Reference

Core Pipeline Structure

The Bulk FHIR pipeline is implemented as a Python-based data pipeline with the following core components:

BulkFHIRPipeline - Abstract base class defining the pipeline interface
FHIRGCSIngestor - Handles ingestion of FHIR data into Google Cloud Storage
FHIRStoreProcessor - Processes FHIR data from GCS into BigQuery

CLI Commands

The pipeline exposes the following CLI commands:

`trigger-export`

Initiates a Bulk FHIR export from the specified EHR provider.

Parameters: - --tenant - The tenant name (required) - --site - The site name (required) - --environment - The environment (development/staging/production) (required) - --ehr-provider - The EHR provider to fetch data from (required) - --since - The start date in YYYY-MM-DD format (optional) - --until - The end date in YYYY-MM-DD format (optional)

`cancel-export`

Cancels an ongoing Bulk FHIR export.

Parameters: - --tenant - The tenant name (required) - --site - The site name (required) - --environment - The environment (required) - --ehr-provider - The EHR provider (required)

`retrieve-and-load`

Retrieves and loads FHIR data from a completed export.

Parameters: - --tenant - The tenant name (required) - --site - The site name (required) - --environment - The environment (required) - --ehr-provider - The EHR provider (required) - --max-threads - The maximum number of threads to use (default: 1) - --enable-resource-url-checkpointing - Enable resource URL checkpointing (default: False)

`process-fhir-store-to-bq`

Processes FHIR data from GCS into BigQuery.

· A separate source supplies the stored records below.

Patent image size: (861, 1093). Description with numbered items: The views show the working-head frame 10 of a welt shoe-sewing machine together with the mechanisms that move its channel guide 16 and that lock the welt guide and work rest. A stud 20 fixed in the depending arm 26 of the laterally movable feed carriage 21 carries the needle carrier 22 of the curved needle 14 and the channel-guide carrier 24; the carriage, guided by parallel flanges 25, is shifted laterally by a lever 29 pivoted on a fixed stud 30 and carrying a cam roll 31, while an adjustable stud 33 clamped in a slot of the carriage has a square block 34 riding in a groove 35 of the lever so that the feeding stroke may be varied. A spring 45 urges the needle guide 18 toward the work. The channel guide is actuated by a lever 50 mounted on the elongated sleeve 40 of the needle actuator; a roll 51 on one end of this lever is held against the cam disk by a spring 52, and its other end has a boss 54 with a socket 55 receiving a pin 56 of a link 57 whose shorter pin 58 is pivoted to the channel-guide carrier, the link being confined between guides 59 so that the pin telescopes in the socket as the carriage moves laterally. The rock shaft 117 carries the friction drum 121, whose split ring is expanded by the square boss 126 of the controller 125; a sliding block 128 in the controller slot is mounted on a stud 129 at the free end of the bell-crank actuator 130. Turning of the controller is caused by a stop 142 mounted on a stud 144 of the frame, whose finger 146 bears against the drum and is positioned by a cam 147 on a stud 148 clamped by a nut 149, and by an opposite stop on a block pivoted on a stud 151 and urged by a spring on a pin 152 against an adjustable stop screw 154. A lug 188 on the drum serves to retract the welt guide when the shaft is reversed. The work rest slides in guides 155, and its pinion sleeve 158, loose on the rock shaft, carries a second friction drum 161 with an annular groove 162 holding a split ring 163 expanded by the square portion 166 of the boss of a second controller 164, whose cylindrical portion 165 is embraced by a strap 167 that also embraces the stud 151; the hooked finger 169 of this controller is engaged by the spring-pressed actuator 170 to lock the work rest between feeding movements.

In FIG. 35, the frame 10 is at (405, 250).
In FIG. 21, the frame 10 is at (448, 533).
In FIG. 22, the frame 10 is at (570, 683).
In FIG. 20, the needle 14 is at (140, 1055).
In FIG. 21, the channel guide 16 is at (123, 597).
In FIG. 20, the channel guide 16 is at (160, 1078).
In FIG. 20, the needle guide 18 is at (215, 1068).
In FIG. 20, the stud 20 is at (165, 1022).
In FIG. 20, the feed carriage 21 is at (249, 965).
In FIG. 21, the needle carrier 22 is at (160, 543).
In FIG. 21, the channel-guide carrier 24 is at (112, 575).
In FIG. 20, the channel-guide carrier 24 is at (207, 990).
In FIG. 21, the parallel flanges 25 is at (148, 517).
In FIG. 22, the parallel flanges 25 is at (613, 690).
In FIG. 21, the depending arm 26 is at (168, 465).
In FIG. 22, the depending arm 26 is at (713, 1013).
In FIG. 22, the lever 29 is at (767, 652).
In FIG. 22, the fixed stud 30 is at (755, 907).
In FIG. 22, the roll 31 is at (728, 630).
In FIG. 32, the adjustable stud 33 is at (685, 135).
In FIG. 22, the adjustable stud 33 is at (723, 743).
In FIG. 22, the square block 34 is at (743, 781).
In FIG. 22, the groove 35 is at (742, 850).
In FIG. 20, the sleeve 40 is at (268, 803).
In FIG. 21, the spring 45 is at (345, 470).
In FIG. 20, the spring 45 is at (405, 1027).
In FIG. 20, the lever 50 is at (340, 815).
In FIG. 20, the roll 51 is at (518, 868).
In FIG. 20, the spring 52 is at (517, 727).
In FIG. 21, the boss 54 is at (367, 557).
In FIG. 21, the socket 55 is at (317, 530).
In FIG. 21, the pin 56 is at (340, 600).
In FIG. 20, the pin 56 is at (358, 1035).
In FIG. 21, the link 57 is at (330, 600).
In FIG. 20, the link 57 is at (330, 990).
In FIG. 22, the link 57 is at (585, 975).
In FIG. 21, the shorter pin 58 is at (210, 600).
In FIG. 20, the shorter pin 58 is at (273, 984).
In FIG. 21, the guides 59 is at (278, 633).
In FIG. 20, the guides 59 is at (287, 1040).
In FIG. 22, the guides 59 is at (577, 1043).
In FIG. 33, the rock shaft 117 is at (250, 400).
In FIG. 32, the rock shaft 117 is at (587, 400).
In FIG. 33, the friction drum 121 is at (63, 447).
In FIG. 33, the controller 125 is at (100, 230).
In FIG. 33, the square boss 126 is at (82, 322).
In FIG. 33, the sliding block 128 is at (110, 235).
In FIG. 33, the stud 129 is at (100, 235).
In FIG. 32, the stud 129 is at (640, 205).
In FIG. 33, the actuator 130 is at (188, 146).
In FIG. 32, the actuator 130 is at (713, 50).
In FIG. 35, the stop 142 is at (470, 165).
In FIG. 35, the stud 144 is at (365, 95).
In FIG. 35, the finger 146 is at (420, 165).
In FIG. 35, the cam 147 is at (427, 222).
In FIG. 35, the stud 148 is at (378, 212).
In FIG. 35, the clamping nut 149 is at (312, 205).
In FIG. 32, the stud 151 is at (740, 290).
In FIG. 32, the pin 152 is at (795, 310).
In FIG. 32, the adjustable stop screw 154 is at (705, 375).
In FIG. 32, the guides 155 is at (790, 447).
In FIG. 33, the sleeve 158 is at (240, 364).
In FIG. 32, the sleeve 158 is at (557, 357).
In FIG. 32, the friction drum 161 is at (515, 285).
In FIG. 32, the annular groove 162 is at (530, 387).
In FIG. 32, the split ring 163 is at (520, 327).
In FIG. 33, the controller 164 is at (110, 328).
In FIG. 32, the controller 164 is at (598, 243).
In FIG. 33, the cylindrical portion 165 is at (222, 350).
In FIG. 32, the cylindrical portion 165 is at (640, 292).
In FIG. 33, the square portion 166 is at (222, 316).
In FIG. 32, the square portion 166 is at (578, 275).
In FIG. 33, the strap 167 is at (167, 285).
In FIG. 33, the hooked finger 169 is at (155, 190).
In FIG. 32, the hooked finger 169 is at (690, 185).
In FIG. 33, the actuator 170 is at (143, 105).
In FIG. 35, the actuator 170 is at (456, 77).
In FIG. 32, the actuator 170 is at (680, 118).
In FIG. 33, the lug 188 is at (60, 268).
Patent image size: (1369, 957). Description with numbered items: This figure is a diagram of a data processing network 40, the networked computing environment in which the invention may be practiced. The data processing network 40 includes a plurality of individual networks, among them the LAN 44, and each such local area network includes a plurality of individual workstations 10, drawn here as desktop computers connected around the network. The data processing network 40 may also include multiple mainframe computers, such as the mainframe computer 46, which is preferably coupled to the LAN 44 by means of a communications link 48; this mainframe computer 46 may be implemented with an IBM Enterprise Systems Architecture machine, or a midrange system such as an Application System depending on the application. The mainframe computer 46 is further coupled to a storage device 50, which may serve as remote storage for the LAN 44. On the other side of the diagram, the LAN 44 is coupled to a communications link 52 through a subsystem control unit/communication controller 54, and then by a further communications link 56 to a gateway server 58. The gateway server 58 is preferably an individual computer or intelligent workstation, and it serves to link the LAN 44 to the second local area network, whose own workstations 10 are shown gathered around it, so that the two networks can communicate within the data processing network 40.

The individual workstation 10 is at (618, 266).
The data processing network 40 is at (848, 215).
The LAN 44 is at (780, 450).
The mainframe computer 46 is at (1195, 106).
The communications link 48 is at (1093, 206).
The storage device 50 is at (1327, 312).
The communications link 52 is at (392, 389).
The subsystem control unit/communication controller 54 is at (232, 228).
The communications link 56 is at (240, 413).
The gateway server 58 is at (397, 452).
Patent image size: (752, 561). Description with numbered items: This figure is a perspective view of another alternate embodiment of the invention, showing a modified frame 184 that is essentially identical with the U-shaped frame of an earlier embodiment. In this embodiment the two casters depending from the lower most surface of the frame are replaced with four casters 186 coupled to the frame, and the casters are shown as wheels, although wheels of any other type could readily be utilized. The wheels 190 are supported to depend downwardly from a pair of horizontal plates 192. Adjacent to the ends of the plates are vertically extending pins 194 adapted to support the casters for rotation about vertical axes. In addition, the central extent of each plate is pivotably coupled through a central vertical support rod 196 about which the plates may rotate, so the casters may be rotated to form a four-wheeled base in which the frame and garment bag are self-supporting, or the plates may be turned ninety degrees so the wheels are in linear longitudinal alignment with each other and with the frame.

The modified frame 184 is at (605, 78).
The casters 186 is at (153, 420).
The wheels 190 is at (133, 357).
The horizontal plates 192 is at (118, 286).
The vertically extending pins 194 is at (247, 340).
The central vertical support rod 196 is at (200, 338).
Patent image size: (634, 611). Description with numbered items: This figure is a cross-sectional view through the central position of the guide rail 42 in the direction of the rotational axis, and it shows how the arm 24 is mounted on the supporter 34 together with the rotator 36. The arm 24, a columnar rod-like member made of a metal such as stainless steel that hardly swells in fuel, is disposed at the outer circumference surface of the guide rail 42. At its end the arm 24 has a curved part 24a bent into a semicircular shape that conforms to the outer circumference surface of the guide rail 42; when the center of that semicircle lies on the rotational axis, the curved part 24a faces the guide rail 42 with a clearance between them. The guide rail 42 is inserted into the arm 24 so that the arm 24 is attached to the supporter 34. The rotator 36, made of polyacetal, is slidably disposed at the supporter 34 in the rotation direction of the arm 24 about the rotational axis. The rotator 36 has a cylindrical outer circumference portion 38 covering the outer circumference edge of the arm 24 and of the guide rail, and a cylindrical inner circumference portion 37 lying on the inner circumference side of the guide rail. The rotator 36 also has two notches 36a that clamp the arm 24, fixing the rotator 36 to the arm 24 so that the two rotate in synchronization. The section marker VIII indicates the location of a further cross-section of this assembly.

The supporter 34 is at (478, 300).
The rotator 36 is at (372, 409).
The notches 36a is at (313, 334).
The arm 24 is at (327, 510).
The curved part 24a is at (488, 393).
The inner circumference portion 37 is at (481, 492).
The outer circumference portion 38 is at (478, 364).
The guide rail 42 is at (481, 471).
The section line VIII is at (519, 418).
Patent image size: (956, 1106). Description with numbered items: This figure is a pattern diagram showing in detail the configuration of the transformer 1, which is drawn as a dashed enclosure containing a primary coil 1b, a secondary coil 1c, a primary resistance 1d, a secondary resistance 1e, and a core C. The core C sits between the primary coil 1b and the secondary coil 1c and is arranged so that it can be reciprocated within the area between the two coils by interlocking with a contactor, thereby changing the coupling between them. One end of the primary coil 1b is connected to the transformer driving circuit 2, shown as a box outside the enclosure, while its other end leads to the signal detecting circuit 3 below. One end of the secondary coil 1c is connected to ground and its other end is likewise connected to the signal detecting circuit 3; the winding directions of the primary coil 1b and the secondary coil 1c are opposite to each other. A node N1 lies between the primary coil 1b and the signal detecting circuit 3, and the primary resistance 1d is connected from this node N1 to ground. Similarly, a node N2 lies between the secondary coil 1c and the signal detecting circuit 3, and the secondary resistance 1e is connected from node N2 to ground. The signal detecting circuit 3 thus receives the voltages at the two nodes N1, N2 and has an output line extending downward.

Parameters: - --tenant - The tenant name (required) - --site - The site name (required) - --environment - The environment (required)

API Interactors

Each EHR provider has a specialized API interactor class that implements provider-specific authentication and API interaction patterns. All interactors provide the following common methods:

start_bulk_fhir_export() - Initiates a Bulk FHIR export
cancel_bulk_fhir_export() - Cancels an ongoing export
get_fhir_export_job_status() - Checks the status of an export job

Data Flow Architecture

Export Initiation - API call to EHR provider to start bulk export
Wait sensor - A flat amount of time is set between triggering and retrieval.
Data Retrieval - Download FHIR data files to GCS
BigQuery Loading - Process FHIR data into BigQuery tables

Command Line Examples

Trigger an export from Epic with date filters:

python -m pipelines.bulk_fhir_pipeline trigger-export \
  --tenant trially-dogfood \
  --site demo-site \
  --environment staging \
  --ehr-provider epic \
  --since 2023-01-01 \
  --until 2023-01-31

Retrieve and load data with multi-threading:

python -m pipelines.bulk_fhir_pipeline retrieve-and-load \
  --tenant trially-dogfood \
  --site demo-site \
  --environment staging \
  --ehr-provider epic \
  --max-threads 4 \
  --enable-resource-url-checkpointing True

Checkpointing

The pipeline implements checkpointing at two levels:

Export Status URL Checkpointing - Tracks the status URL of active exports
Resource URL Checkpointing - (Optional) Tracks individual resource URLs to prevent re-downloading

When enabled, resource URL checkpointing maintains a database of processed URLs to allow for resumable downloads and prevent duplicate processing.

11. Known Limitations

Only one URL may be handled at a time - if an export fails and the URL isn't cancelled or processed, it will get stuck in it.
Export cancellation may not be effective for all providers
Some EHR providers may take extended periods (days to weeks) to process exports
Rate limiting varies by provider